Right now, a short story, straight historical fiction, about Dr "James Barry", a woman who lived as a man for most of her life in order to be able to have a career as a doctor, something not usually possible for women in the nineteenth century. I first heard of her when I was researching for my book Potions To Pulsars: Women doing science. She was passionate about her work, kept her hospitals clean, performed the first caesarean operation in which both mother and child survived and fought duels at the drop of a hat. A truly cranky lady of history! If I don't sell it first go, I may have to add fantastical elements to sell it to a spec fic market. Fingers crossed!
How does your work differ from others in your genre?
I've had some good reviews for my first novel and some awful ones, but none so far has said, "This is just like all the others." Not one.
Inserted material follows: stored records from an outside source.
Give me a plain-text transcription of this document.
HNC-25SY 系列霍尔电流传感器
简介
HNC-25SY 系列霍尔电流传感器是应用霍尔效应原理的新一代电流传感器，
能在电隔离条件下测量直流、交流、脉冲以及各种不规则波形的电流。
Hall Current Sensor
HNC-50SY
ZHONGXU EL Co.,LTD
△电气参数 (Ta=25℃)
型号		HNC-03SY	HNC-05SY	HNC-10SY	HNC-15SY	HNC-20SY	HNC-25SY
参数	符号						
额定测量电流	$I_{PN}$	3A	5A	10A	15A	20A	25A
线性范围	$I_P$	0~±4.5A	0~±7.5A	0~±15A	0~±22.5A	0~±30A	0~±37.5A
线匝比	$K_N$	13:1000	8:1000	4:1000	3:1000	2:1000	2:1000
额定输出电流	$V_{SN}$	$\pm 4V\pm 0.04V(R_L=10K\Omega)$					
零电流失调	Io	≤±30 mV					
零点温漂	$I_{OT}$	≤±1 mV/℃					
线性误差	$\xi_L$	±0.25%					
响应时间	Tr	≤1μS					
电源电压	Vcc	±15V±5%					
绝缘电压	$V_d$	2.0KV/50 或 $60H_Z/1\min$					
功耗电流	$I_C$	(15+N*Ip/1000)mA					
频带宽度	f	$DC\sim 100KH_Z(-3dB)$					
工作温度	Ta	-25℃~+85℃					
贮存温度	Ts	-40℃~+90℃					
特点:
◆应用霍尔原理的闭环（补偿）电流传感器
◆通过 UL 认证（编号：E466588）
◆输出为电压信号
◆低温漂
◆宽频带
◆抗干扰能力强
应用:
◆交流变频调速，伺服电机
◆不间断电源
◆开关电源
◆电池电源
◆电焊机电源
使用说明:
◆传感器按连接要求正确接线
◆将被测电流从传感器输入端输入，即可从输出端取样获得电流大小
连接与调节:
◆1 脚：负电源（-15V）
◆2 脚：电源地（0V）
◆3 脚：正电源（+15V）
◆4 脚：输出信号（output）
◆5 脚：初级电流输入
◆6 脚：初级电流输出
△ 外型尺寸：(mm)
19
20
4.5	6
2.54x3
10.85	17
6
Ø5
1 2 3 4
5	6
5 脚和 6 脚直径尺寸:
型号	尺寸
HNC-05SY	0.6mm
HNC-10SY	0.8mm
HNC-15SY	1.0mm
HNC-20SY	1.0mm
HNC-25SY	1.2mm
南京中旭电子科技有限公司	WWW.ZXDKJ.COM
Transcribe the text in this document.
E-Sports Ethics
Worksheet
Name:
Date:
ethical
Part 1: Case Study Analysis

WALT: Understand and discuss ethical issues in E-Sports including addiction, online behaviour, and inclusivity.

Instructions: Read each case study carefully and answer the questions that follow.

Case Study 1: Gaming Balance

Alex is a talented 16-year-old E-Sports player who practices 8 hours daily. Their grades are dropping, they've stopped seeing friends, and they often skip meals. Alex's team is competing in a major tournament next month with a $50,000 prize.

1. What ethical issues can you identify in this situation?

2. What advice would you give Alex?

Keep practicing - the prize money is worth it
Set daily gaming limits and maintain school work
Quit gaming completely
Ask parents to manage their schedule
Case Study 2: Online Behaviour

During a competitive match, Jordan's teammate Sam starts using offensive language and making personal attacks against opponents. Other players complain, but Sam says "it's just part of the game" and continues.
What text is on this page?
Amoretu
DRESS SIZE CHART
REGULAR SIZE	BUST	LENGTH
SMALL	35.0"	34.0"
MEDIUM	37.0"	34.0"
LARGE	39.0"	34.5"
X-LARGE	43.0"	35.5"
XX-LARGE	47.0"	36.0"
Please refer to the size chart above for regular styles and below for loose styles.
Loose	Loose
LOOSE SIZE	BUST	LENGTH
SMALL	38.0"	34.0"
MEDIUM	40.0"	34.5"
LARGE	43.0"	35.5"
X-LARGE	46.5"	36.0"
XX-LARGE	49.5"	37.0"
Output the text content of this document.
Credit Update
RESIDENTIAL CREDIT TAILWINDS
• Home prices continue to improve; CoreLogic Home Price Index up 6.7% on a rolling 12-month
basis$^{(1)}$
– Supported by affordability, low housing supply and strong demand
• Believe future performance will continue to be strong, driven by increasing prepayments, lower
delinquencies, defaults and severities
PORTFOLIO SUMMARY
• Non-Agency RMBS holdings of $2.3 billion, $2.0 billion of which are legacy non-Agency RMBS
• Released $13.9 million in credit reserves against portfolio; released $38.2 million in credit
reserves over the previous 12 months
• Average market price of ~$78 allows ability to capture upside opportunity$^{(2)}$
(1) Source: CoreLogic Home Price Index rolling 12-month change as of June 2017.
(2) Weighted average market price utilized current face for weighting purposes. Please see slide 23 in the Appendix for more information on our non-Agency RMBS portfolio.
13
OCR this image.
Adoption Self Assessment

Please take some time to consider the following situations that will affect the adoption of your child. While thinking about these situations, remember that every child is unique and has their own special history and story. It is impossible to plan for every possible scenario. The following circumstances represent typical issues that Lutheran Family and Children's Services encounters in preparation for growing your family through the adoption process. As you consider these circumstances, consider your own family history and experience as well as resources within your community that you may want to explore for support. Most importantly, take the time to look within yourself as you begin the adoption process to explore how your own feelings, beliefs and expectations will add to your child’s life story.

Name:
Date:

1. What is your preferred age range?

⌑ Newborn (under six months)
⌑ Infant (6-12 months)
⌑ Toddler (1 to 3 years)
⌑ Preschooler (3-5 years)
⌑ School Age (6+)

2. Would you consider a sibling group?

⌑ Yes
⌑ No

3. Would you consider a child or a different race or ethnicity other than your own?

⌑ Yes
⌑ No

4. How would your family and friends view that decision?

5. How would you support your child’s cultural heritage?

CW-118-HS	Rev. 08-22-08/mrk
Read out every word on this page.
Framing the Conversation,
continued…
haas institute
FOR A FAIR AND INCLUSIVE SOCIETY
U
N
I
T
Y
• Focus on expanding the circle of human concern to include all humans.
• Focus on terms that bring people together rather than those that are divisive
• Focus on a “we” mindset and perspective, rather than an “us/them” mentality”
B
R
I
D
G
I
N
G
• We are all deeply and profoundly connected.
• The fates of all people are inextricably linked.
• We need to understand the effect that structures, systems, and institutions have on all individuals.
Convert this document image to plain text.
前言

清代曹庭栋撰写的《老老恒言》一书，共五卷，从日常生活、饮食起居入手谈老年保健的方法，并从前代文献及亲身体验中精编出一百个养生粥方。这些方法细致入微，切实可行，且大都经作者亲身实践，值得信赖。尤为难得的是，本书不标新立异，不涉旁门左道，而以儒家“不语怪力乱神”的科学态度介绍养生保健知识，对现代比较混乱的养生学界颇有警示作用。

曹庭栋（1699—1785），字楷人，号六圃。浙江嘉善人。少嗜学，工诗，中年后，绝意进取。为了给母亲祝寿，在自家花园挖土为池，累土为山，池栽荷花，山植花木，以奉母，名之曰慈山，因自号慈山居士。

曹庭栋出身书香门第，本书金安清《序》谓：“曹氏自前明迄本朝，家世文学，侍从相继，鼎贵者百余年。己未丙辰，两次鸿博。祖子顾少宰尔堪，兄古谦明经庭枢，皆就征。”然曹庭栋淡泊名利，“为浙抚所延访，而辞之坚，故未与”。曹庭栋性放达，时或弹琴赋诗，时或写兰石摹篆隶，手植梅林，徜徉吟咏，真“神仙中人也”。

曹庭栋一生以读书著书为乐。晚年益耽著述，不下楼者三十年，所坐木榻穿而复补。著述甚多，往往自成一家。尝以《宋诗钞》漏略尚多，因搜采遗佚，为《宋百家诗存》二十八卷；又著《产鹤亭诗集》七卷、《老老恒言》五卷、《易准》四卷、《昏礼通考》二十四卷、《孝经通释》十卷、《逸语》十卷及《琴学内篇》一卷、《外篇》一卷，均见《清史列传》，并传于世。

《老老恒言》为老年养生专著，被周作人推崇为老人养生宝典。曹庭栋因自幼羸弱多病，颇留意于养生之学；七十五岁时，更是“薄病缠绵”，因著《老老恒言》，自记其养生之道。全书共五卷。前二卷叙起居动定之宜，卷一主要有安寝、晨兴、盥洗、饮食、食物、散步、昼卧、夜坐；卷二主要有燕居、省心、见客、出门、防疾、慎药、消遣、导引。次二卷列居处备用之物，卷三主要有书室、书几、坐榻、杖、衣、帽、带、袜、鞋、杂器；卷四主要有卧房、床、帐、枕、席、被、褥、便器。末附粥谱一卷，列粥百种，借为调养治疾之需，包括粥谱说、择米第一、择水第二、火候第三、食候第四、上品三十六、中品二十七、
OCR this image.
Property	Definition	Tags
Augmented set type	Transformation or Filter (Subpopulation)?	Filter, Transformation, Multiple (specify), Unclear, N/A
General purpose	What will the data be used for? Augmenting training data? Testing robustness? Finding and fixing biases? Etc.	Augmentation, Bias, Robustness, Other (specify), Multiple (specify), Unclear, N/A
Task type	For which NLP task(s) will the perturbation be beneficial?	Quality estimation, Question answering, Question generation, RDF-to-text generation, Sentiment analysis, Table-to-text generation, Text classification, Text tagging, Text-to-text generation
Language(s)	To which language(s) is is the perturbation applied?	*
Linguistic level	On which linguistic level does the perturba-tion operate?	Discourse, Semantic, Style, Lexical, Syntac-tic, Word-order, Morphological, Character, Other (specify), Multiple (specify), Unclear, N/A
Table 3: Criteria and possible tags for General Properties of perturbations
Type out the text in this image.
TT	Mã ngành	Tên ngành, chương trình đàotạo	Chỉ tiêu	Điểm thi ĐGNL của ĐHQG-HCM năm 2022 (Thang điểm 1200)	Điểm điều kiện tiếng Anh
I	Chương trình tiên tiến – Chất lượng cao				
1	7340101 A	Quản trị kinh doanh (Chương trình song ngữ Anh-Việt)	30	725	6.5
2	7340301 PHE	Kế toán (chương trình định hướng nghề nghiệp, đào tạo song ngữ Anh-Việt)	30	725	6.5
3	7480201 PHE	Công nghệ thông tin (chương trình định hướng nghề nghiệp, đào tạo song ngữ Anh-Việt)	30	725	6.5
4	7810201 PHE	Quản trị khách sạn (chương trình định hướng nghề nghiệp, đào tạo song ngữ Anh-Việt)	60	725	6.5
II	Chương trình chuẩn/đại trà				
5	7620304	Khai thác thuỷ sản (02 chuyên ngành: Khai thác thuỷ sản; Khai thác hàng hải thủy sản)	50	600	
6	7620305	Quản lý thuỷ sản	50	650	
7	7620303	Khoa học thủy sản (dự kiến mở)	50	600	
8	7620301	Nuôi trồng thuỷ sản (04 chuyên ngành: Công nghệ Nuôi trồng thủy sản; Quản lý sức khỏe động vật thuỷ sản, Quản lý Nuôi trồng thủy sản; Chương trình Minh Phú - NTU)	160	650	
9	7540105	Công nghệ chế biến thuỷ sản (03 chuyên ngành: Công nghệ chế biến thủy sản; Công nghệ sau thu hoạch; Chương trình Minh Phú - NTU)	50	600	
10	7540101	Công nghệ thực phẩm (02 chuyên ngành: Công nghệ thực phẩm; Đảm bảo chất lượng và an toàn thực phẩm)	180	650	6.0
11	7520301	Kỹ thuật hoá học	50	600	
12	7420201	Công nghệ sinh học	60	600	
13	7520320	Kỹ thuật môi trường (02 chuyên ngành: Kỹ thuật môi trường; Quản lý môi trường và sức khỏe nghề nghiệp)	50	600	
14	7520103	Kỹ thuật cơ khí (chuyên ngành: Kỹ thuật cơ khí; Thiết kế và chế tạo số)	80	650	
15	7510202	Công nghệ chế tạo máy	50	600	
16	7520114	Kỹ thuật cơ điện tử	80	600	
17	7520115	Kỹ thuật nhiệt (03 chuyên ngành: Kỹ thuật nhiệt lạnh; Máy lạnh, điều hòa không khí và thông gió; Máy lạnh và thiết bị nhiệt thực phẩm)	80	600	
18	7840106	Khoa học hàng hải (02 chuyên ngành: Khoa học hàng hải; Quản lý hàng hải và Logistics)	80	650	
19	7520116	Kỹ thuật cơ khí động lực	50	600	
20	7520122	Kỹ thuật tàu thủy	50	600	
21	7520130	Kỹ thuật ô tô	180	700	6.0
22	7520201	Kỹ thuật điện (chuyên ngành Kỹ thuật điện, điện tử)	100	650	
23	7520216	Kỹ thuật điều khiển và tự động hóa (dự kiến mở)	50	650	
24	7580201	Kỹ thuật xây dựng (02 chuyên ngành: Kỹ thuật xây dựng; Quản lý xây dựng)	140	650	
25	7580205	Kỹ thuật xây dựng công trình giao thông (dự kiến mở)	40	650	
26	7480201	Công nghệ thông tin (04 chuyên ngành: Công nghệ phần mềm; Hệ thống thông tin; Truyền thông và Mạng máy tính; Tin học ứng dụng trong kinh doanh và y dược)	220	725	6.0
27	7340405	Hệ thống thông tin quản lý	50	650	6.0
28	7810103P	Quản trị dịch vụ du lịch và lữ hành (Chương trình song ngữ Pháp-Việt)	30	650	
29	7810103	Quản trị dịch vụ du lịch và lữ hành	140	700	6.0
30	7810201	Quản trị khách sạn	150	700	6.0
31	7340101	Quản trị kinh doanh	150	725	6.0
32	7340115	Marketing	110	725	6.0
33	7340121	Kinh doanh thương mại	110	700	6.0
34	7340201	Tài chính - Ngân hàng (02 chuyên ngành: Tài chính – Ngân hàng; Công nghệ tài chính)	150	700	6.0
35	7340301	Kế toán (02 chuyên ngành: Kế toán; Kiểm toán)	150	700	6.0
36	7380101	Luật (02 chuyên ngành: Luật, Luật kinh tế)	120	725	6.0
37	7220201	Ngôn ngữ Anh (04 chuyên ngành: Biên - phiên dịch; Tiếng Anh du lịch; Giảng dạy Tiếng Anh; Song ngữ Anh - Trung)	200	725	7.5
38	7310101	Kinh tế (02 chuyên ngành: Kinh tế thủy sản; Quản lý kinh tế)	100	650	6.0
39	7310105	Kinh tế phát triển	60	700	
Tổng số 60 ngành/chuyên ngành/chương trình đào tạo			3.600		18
I did get some that said,"Well, that was different!"
I suspect I annoyed those who thought they were getting an urban fantasy in which the heroine would have two suitors, a smouldering Byronic vampire/Faerie Prince/Selkie Prince and a gorgeous werewolf, and readers could say they were "Team Fred" and "Team Joe"... and it turned out to be a mediaeval fantasy seen from the boy's viewpoint, in which he and the girl had to put off their romance till the danger to those they cared about was over.
Actually, some liked that. ;-)
Why do you write what you write?
Mostly, I write speculative fiction, with the occasional piece of historical fiction. I write it because I love telling stories and because what I have to say needs more scope than mainstream fiction affords. I write for children and teens because children's and YA fiction is one of the last refuges of story, as opposed to "beautiful writing" that isn't actually about anything in particular, and because you can't bullshit kids.
How does your writing process work?
It depends on what it is. If I'm writing to a deadline, I write late at night. I have to be up at six to get to my day job, so I don't sleep much at those times. I sometimes go to a local cafe, to get away from the distractions at home. I start with the germ of an idea and research the background, sometimes first, sometimes as I write the first draft. For my stories set in the 1960s I went to the State Library to read the newspapers of the time, not just the subject I was looking for - the Beatles in Melbourne, the day of the first moon landing - but letters to the editor, advertising, the TV guide, articles about what else was happening that week or that year. For my mediaeval stories, I have read whole books about the role of women, the church, life in the cities, life on the manor, knightly training. I also looked up stuff about real wolves as opposed to the were variety for my novel. I read books of folklore about faeries(I was pleased to see in Melissa Marr's bibliography that she'd used many of the same sources for Wicked Lovely). Anything that helps in my world building! I play mediaeval music to get me in the mood(though I often stop writing to get up and dance!)